Catherine Nicoloff holds a silicon detector module in a lab at Brookhaven National Lab on Long Island.Nicoloff, a physics major, credits her father with inspiring her early interest in scientific research. 

“When I was a very young child, he didn't give me gendered toys,” said Nicoloff, who is also a Davis Scholar who transferred to Wellesley from Massasoit Community College in Brockton, Mass. “He gave me a microscope and a telescope and he taught me how to use them.”

Nicoloff and her father hiked in the Mojave Desert where they explored nature and identified rocks and wildlife. “He encouraged me to participate in scientific inquiry and showed me, a five-year old, that science was accessible to me.”

The mission of the Goldwater Foundation and its scholarship program is to help develop the nation’s next generation of researchers in the natural sciences, mathematics and engineering, by awarding scholarships to sophomore and junior college students who intend to pursue research careers in these fields. The scholarship is awarded on the basis of past and current academic performance and/or research experience and of exceptional promise to pursue an interesting and valuable STEM research career after graduation.  

Nicoloff said she received additional support and encouragement from James Battat, associate professor of physics, who invited her to join his lab in 2016.

“Catherine came to us with a wealth of computational and experimental physics experience,” Battat said. “She works largely autonomously, and is a very capable experimentalist. I happily entrust her with critical-path research on a regular basis.”

Nicoloff aims to go on to earn her Ph.D. in physics as well, and work in research at a national laboratory.

“Through [Professor Battat], my research interests have slowly honed in on the physics of particle detection, which is an intersection between theoretical physics, nuclear and particle physics, and engineering,” she said. “I'm too hands-on to ever be happy with pure theory, and I'm too intrigued by the physics underlying the world to ever be happy with pure technical work, so this little niche seems like a good fit for me.”

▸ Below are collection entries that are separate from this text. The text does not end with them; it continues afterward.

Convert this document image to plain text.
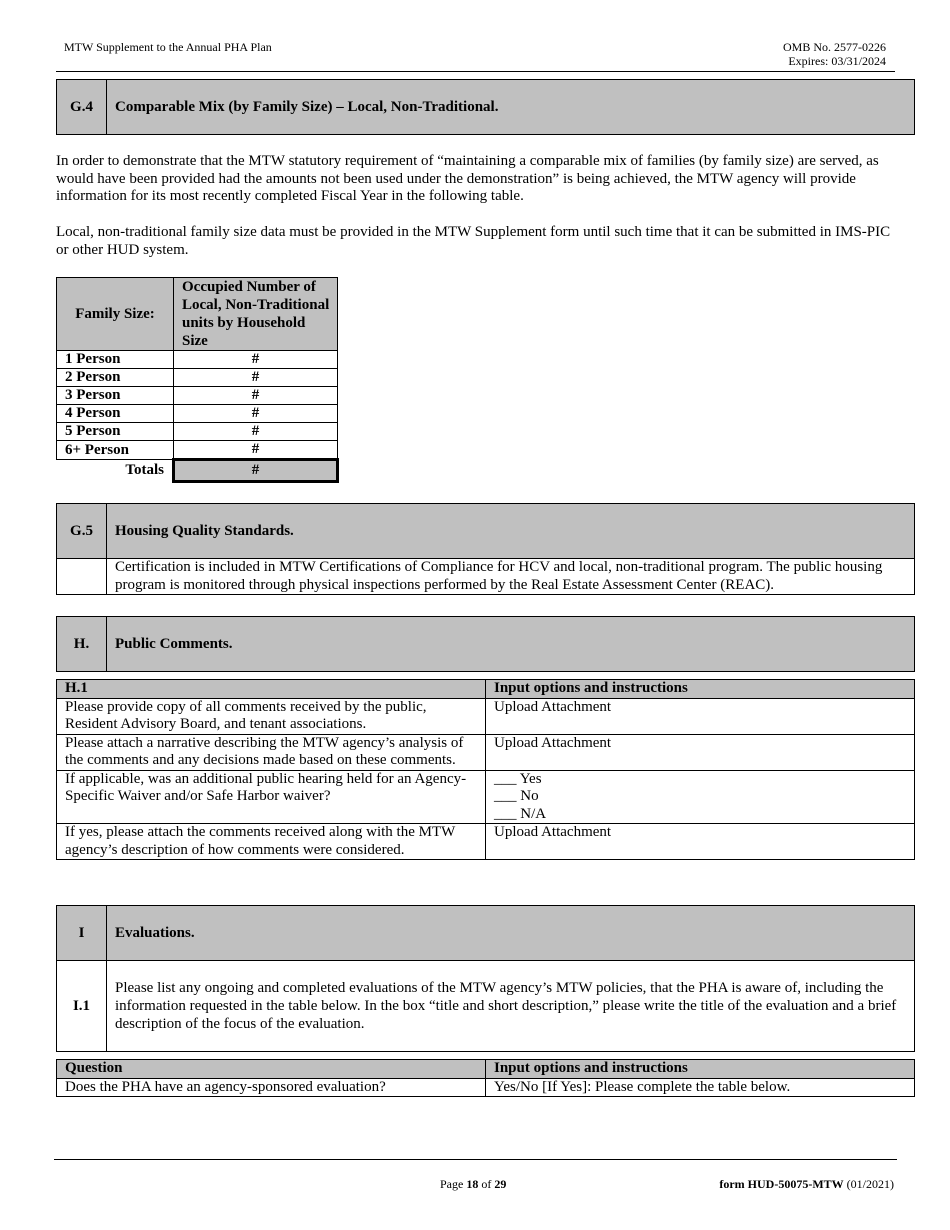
MTW Supplement to the Annual PHA Plan	OMB No. 2577-0226
Expires: 03/31/2024
G.4	Comparable Mix (by Family Size) – Local, Non-Traditional.

In order to demonstrate that the MTW statutory requirement of “maintaining a comparable mix of families (by family size) are served, as would have been provided had the amounts not been used under the demonstration” is being achieved, the MTW agency will provide information for its most recently completed Fiscal Year in the following table.

Local, non-traditional family size data must be provided in the MTW Supplement form until such time that it can be submitted in IMS-PIC or other HUD system.

Family Size:	Occupied Number of Local, Non-Traditional units by Household Size
1 Person	#
2 Person	#
3 Person	#
4 Person	#
5 Person	#
6+ Person	#
Totals	#
G.5	Housing Quality Standards.
	Certification is included in MTW Certifications of Compliance for HCV and local, non-traditional program. The public housing program is monitored through physical inspections performed by the Real Estate Assessment Center (REAC).
H.	Public Comments.
H.1	Input options and instructions
Please provide copy of all comments received by the public, Resident Advisory Board, and tenant associations.	Upload Attachment
Please attach a narrative describing the MTW agency’s analysis of the comments and any decisions made based on these comments.	Upload Attachment
If applicable, was an additional public hearing held for an Agency-Specific Waiver and/or Safe Harbor waiver?	___ Yes
___ No
___ N/A

If yes, please attach the comments received along with the MTW agency’s description of how comments were considered.	Upload Attachment
I	Evaluations.
I.1	Please list any ongoing and completed evaluations of the MTW agency’s MTW policies, that the PHA is aware of, including the information requested in the table below. In the box “title and short description,” please write the title of the evaluation and a brief description of the focus of the evaluation.
Question	Input options and instructions
Does the PHA have an agency-sponsored evaluation?	Yes/No [If Yes]: Please complete the table below.
Page 18 of 29	form HUD-50075-MTW (01/2021)
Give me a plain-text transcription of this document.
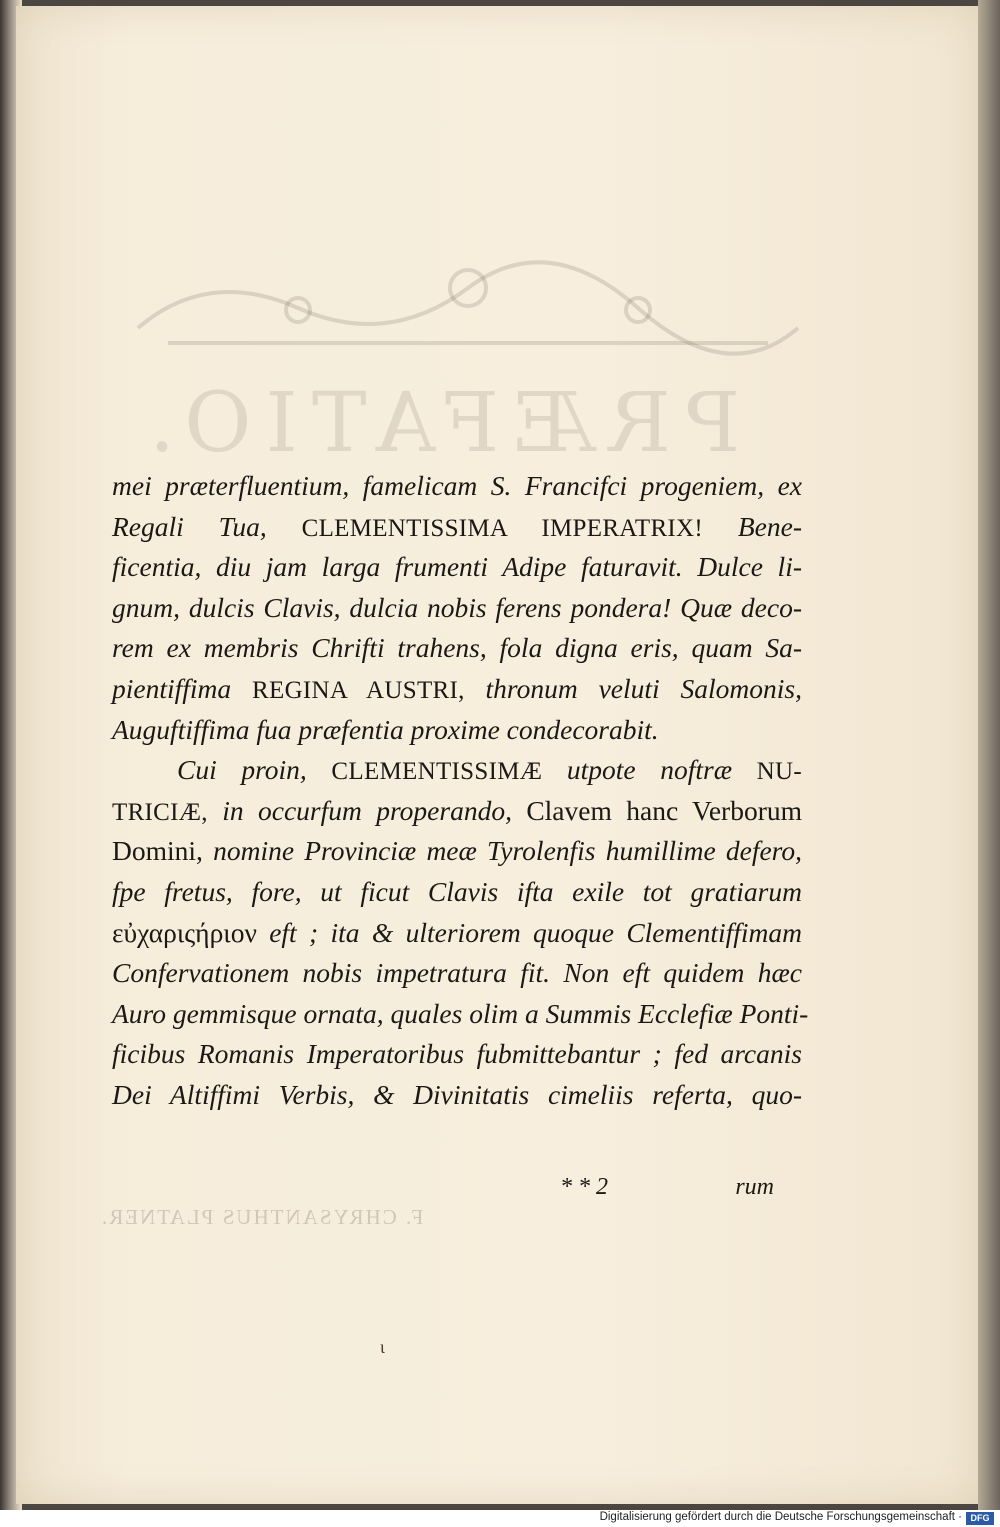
PRÆFATIO.
F. CHRYSANTHUS PLATNER.
mei præterfluentium, famelicam S. Francifci progeniem, ex
Regali Tua, CLEMENTISSIMA IMPERATRIX! Bene-
ficentia, diu jam larga frumenti Adipe faturavit. Dulce li-
gnum, dulcis Clavis, dulcia nobis ferens pondera! Quæ deco-
rem ex membris Chrifti trahens, fola digna eris, quam Sa-
pientiffima REGINA AUSTRI, thronum veluti Salomonis,
Auguftiffima fua præfentia proxime condecorabit.
Cui proin, CLEMENTISSIMÆ utpote noftræ NU-
TRICIÆ, in occurfum properando, Clavem hanc Verborum
Domini, nomine Provinciæ meæ Tyrolenfis humillime defero,
fpe fretus, fore, ut ficut Clavis ifta exile tot gratiarum
εὐχαριςήριον eft ; ita & ulteriorem quoque Clementiffimam
Confervationem nobis impetratura fit. Non eft quidem hæc
Auro gemmisque ornata, quales olim a Summis Ecclefiæ Ponti-
ficibus Romanis Imperatoribus fubmittebantur ; fed arcanis
Dei Altiffimi Verbis, & Divinitatis cimeliis referta, quo-
* * 2	rum
ɩ
Digitalisierung gefördert durch die Deutsche Forschungsgemeinschaft · DFG
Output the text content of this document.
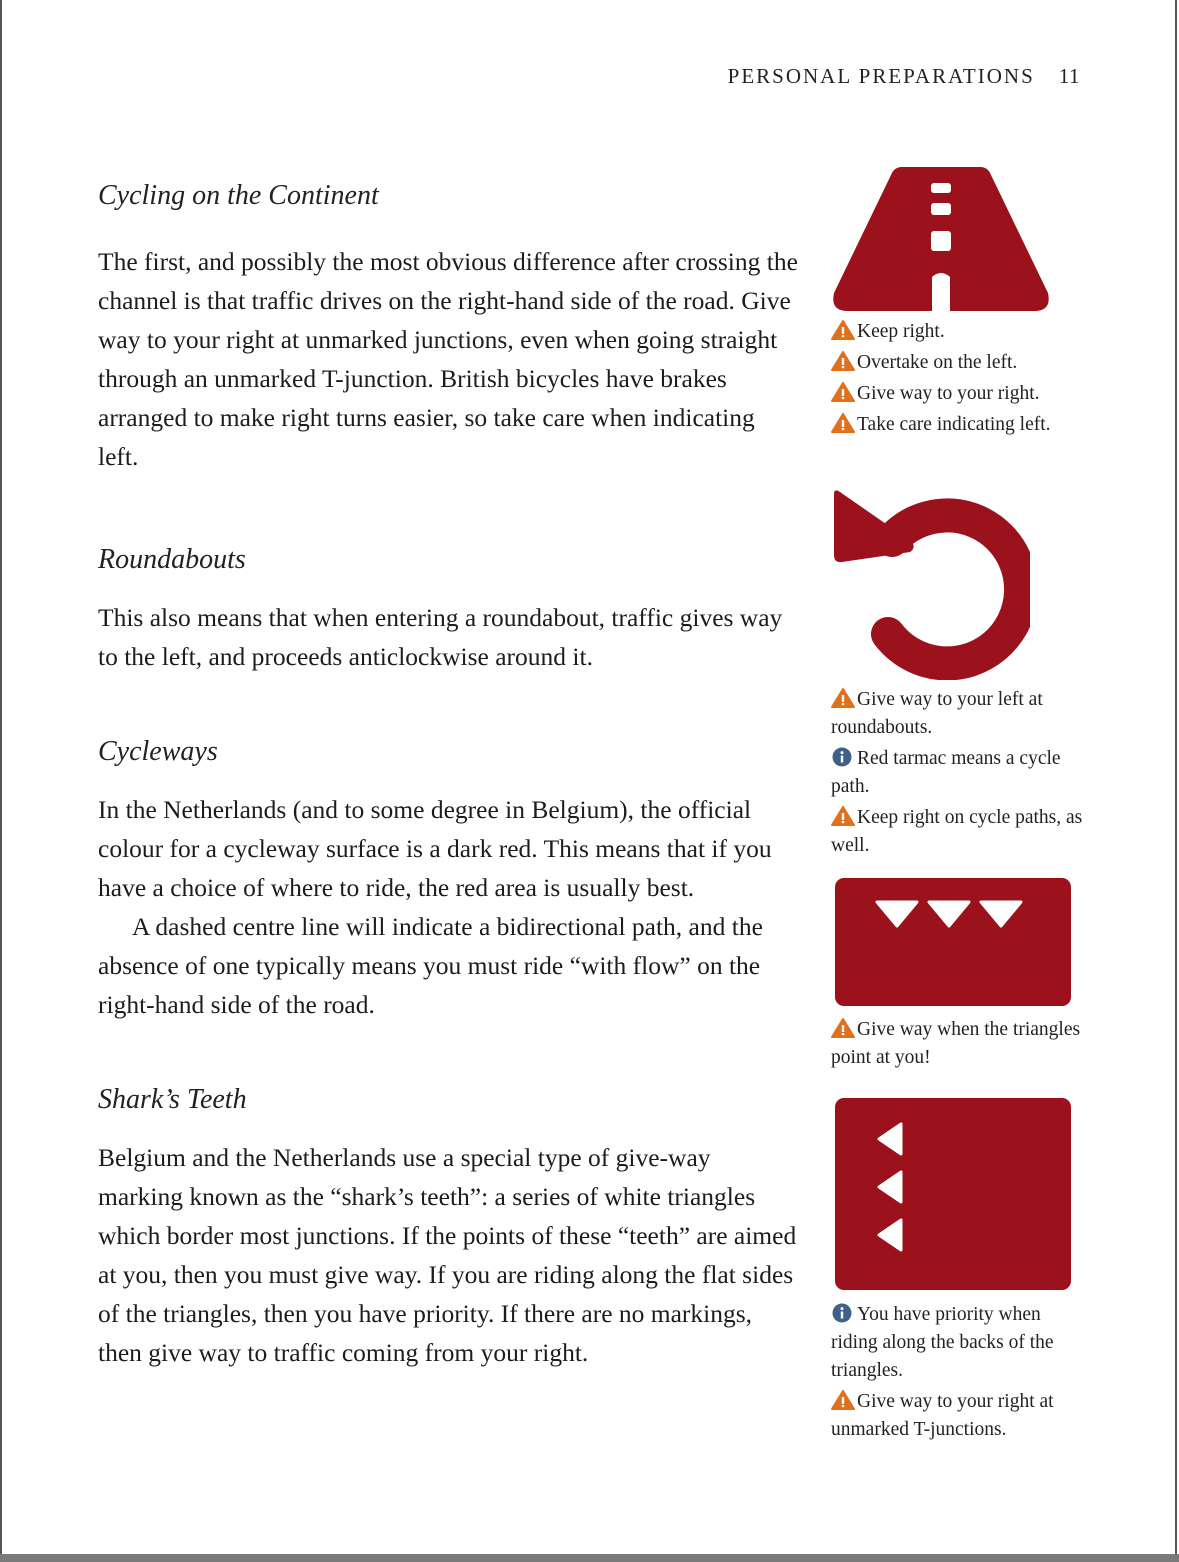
PERSONAL PREPARATIONS 11
Cycling on the Continent

The first, and possibly the most obvious difference after crossing the channel is that traffic drives on the right-hand side of the road. Give way to your right at unmarked junctions, even when going straight through an unmarked T-junction. British bicycles have brakes arranged to make right turns easier, so take care when indicating left.

Roundabouts

This also means that when entering a roundabout, traffic gives way to the left, and proceeds anticlockwise around it.

Cycleways

In the Netherlands (and to some degree in Belgium), the official colour for a cycleway surface is a dark red. This means that if you have a choice of where to ride, the red area is usually best.

A dashed centre line will indicate a bidirectional path, and the absence of one typically means you must ride “with flow” on the right-hand side of the road.

Shark’s Teeth

Belgium and the Netherlands use a special type of give-way marking known as the “shark’s teeth”: a series of white triangles which border most junctions. If the points of these “teeth” are aimed at you, then you must give way. If you are riding along the flat sides of the triangles, then you have priority. If there are no markings, then give way to traffic coming from your right.

Keep right.
Overtake on the left.
Give way to your right.
Take care indicating left.
Give way to your left at roundabouts.
Red tarmac means a cycle path.
Keep right on cycle paths, as well.
Give way when the triangles point at you!
You have priority when riding along the backs of the triangles.
Give way to your right at unmarked T-junctions.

Nicoloff has spent the last two summers working at Brookhaven National Laboratory, a multipurpose research institution funded primarily by the U.S. Department of Energy’s Office of Science and located on the center of Long Island, New York.

Photo: Catherine Nicoloff DS ’19 shows off a silicon detector module in a lab at Brookhaven National Lab on Long Island where she has been conducting research, which has furthered her interest in devoting her career to physics research.